More river crossings for east London included in Boris Johnson's Infrastructure Plan
The London Mayor is looking at a "series of new river crossings" to the east of the City, alongside a proposed Silvertown Tunnel.
It was included in the London Infrastructure Plan revealed by Boris Johnson on Wednesday, which says £1.3trillion is needed to be spent by 2050 to cope with a major population increase.
The mayor will set up a London Infrastructure Delivery Board to focus on the growth.
Mr Johnson said: "This plan is a real wake up call to the stark needs that face London over the next half century.
"Infrastructure underpins everything we do and we all use it every day.

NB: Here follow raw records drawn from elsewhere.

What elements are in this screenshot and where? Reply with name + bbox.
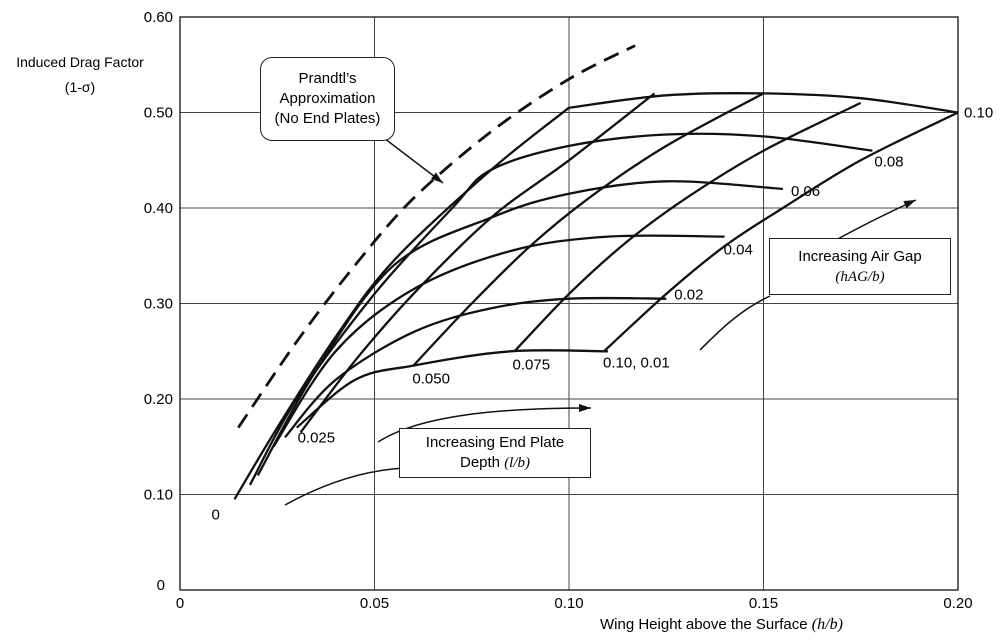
x-tick-label: 0 bbox=[176, 595, 184, 612]
end-plate-symbol: (l/b) bbox=[504, 455, 531, 471]
end-plate-label-0050: 0.050 bbox=[412, 371, 450, 388]
end-plate-line1: Increasing End Plate bbox=[425, 434, 565, 451]
end-plate-arrow-upper bbox=[377, 407, 592, 443]
x-tick-label: 0.15 bbox=[749, 595, 778, 612]
air-gap-curve-0 bbox=[295, 349, 608, 429]
air-gap-arrow-lower bbox=[699, 295, 771, 351]
plot-frame bbox=[179, 16, 959, 591]
x-axis-title-text: Wing Height above the Surface bbox=[600, 616, 808, 633]
end-plate-label-010-001: 0.10, 0.01 bbox=[603, 354, 670, 371]
air-gap-arrow-upper-head bbox=[903, 200, 916, 209]
prandtl-curve bbox=[237, 44, 636, 429]
prandtl-pointer-arrow-head bbox=[431, 172, 443, 183]
curves bbox=[233, 91, 959, 500]
end-plate-depth-text: Depth bbox=[459, 454, 501, 471]
air-gap-curve-1 bbox=[284, 296, 667, 438]
end-plate-depth-curve-1 bbox=[299, 92, 656, 434]
y-tick-label: 0.40 bbox=[144, 200, 173, 217]
prandtl-line1: Prandtl’s bbox=[298, 70, 357, 87]
air-gap-label-002: 0.02 bbox=[674, 287, 703, 304]
grid bbox=[180, 17, 958, 590]
prandtl-approximation-line bbox=[237, 44, 636, 429]
end-plate-label-0025: 0.025 bbox=[298, 429, 336, 446]
end-plate-arrow-upper-head bbox=[579, 404, 591, 412]
x-axis-title-symbol: (h/b) bbox=[811, 616, 843, 633]
curve-labels: 0 0.025 0.050 0.075 0.10, 0.01 0.02 0.04 0.06 0.… bbox=[211, 105, 993, 524]
air-gap-label-004: 0.04 bbox=[724, 242, 753, 259]
y-tick-label: 0 bbox=[157, 577, 165, 594]
air-gap-label-010: 0.10 bbox=[964, 105, 993, 122]
air-gap-annotation-box: Increasing Air Gap (hAG/b) bbox=[769, 238, 951, 295]
y-axis-title-line1: Induced Drag Factor bbox=[16, 54, 144, 70]
end-plate-depth-curve-4 bbox=[603, 111, 959, 353]
end-plate-line2: Depth (l/b) bbox=[400, 453, 590, 473]
end-plate-depth-curve-2 bbox=[412, 92, 765, 367]
x-tick-label: 0.20 bbox=[943, 595, 972, 612]
prandtl-line2: Approximation bbox=[279, 90, 376, 107]
air-gap-curve-4 bbox=[248, 132, 873, 486]
y-tick-label: 0.50 bbox=[144, 105, 173, 122]
x-tick-label: 0.10 bbox=[554, 595, 583, 612]
ticks: 0 0.05 0.10 0.15 0.20 0 0.10 0.20 0.30 0.40 0.50 0.… bbox=[144, 9, 973, 612]
y-tick-label: 0.10 bbox=[144, 487, 173, 504]
end-plate-depth-curve-0 bbox=[233, 106, 570, 500]
air-gap-label-008: 0.08 bbox=[874, 154, 903, 171]
end-plate-annotation-box: Increasing End Plate Depth (l/b) bbox=[399, 428, 591, 478]
air-gap-curve-2 bbox=[272, 234, 725, 448]
prandtl-line3: (No End Plates) bbox=[274, 110, 381, 127]
end-plate-label-0075: 0.075 bbox=[513, 356, 551, 373]
air-gap-line1: Increasing Air Gap bbox=[798, 247, 922, 265]
end-plate-depth-curve-3 bbox=[513, 101, 862, 353]
air-gap-label-006: 0.06 bbox=[791, 183, 820, 200]
y-tick-label: 0.60 bbox=[144, 9, 173, 26]
air-gap-curve-5 bbox=[568, 91, 959, 114]
y-axis-title-line2: (1-σ) bbox=[64, 79, 96, 95]
plot-border bbox=[179, 16, 959, 591]
air-gap-symbol: (hAG/b) bbox=[835, 268, 885, 285]
y-tick-label: 0.30 bbox=[144, 296, 173, 313]
prandtl-annotation-box: Prandtl’s Approximation (No End Plates) bbox=[260, 57, 395, 141]
end-plate-arrow-lower bbox=[284, 467, 405, 506]
x-axis-title: Wing Height above the Surface (h/b) bbox=[600, 616, 843, 634]
y-axis-title: Induced Drag Factor (1-σ) bbox=[0, 50, 160, 100]
end-plate-label-0: 0 bbox=[211, 506, 219, 523]
y-tick-label: 0.20 bbox=[144, 391, 173, 408]
prandtl-pointer-arrow bbox=[379, 134, 444, 184]
x-tick-label: 0.05 bbox=[360, 595, 389, 612]
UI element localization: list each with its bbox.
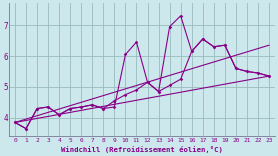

"Without a long term plan for investment and the political will to implement it, this city will falter."
The consultation document calls for "a series of new river crossings in East London beyond the proposed Silvertown tunnel to overcome the major barrier effect which constrains travel between Thamesmead, Belvedere, Barking Riverside and Rainham".
The mayor and Transport for London have said the preferred choice for a crossing is a tunnel between Greenwich Peninsula and Silvertown.
However, the mayor's announcement on river crossings drew instant scepticism from political opponents.
They point out he tore up plans for a Gallions Reach crossing back in 2008 in one of his first decisions as mayor.
Labour Assembly Member Len Duvall told MayorWatch: "The plan cites the need for East-London river crossings, six years after he scrapped shovel-ready plans for one, and despite a cacophony of expert opposition, he continues to splurge taxpayer money lobbying for a Thames Estuary airport.
"For all his vision, Boris is in danger of stepping down in 2016 leaving behind a legacy of expensive vanity projects, rather than the world class infrastructure we're crying out for."
The London Chamber of Commerce has also been pushing for the mayor to bring back the scheme and last month released designs (below) of how a new east London bridge could look.
A consultation is currently being run by Transport for London into crossings in the east.
Friends of the Earth London campaigner, Jenny Bates, also criticised the mayor's announcement, which came just a day after he pledged to clamp down on air pollution through an increased tax on diesel.
"Boris Johnson says he's doing all he can to tackle poor air quality, but building new Thames road crossings in East London will generate more traffic, more congestion and more pollution," she said.
"Air pollution is a scandal that kills thousands of Londoners prematurely every year, and the capital is not due to meet EU legal limits until after 2030."